The chief executive of Belfast City Airport said they were in talks with multiple airlines to fill the routes vacated by Flybe.
Brian Ambrose insisted there was no threat to the future of the airport and no redundancy plans, despite 77% of its routes being operated by Flybe and two-thirds of its passengers using the administration-hit carrier.
Matt Roach, managing director of Exeter Airport, said: "It is a very, very sad day.
"First and foremost, our heartfelt sympathies go out to Flybe staff that have been affected by this.
"Many of them have had a very close working relationship with the airport over the last few years and we are devastated for them."
A spokesman from the Department for Transport said government staff would be on hand at all affected UK airports to assist Flybe passengers in making alternative arrangements.
“The vast majority of Flybe routes are served by different transport options, and we have asked bus and train operators to accept Flybe tickets and other airlines to offer reduced rescue fares to ensure passengers can make their journeys as smoothly as possible,” the spokesman said.
- ITV News Businesses and Economics Editor Joel Hills explains how Flybe collapsed
Thousands of employees, including baggage handlers, check-in staff and engineers based at regional airports across the UK, are anxiously waiting for news.
Some 95% of flights at Southampton Airport last year were operated by Flybe, according to travel industry data and analytics firm Cirium.
Other major airports where the majority of flights were by the now-failed airline include Belfast City (80%), Exeter (78%), Newquay (66%) and Cardiff (52%).

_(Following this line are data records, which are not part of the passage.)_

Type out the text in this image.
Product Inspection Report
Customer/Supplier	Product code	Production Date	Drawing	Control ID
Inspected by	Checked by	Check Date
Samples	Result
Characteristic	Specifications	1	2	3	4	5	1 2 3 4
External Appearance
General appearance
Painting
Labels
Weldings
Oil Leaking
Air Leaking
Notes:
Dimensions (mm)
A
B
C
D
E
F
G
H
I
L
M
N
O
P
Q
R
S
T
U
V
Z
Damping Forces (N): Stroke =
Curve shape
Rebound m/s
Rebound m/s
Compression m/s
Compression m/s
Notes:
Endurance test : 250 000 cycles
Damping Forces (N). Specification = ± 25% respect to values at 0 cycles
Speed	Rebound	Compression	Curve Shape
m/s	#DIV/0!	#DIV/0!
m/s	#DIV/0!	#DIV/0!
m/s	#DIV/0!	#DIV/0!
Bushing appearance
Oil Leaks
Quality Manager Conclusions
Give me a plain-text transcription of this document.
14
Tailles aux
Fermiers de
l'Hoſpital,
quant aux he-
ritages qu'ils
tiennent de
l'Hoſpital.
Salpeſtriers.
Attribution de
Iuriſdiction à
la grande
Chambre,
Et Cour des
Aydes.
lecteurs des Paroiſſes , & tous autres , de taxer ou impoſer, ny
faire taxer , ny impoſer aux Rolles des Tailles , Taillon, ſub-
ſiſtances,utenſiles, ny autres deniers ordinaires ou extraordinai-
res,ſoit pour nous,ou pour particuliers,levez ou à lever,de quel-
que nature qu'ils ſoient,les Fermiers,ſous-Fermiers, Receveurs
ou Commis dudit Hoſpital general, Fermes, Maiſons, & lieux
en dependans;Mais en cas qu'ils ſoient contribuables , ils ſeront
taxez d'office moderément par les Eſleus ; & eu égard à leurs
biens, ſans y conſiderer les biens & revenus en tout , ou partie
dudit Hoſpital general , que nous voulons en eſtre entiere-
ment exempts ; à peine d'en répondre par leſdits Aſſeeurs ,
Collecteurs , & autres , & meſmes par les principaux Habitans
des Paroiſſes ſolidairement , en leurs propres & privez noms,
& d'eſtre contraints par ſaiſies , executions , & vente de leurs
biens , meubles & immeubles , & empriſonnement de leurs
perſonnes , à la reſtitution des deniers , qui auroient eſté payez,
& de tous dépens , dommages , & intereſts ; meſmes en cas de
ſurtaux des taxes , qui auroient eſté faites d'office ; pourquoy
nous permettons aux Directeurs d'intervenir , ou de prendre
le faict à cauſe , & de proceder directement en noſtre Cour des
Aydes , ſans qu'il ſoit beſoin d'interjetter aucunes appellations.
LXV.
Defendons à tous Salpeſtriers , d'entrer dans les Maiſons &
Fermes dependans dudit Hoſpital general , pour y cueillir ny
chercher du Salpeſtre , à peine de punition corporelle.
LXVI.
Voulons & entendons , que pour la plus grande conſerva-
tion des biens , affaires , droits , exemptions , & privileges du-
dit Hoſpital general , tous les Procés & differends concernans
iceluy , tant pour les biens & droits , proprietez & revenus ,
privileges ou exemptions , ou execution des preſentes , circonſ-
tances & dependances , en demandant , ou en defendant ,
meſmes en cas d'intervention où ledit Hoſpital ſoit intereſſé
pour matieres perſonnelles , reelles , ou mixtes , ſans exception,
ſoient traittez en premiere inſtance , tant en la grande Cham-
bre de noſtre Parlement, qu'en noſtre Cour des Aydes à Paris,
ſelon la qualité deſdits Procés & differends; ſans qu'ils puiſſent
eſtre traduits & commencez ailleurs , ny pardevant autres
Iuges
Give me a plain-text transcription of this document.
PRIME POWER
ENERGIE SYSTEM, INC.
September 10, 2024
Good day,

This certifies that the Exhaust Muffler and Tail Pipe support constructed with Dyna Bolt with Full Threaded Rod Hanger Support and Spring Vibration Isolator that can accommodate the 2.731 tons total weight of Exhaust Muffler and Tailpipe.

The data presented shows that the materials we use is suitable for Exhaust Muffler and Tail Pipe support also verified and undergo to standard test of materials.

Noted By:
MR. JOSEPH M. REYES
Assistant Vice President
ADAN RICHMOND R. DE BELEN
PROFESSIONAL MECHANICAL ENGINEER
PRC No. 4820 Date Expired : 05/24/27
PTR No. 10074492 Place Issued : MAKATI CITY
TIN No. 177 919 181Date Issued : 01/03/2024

Birmingham - the UK's seventh busiest airport - had 31% of flights operated by Flybe in 2019.
In a letter seen by ITV News correspondent Geraint Vincent, taxi drivers at Southampton airport were told a dedicated airport service was being cancelled as there would no longer be the demand to justify it.
UK Civil Aviation Authority chief Richard Moriarty said: “This is a sad day for UK aviation and we know that Flybe’s decision to stop trading will be very distressing for all of its employees and customers."
Rory Boland, Which? Travel editor, said it was "terrible news" for Flybe passengers.
"Unlike Thomas Cook’s collapse, most people flying Flybe won’t have Atol protection so the government is unlikely to step in and repatriate those abroad or provide refunds," he told ITV News.
“We know this will be a worrying time for Flybe staff and our Jobcentre Plus Rapid Response Service stands ready to help them find a new job as soon as possible.
“We are working closely with industry to minimise any disruption to routes operated by Flybe, including by looking urgently at how routes not already covered by other airlines can be re-established by the industry.”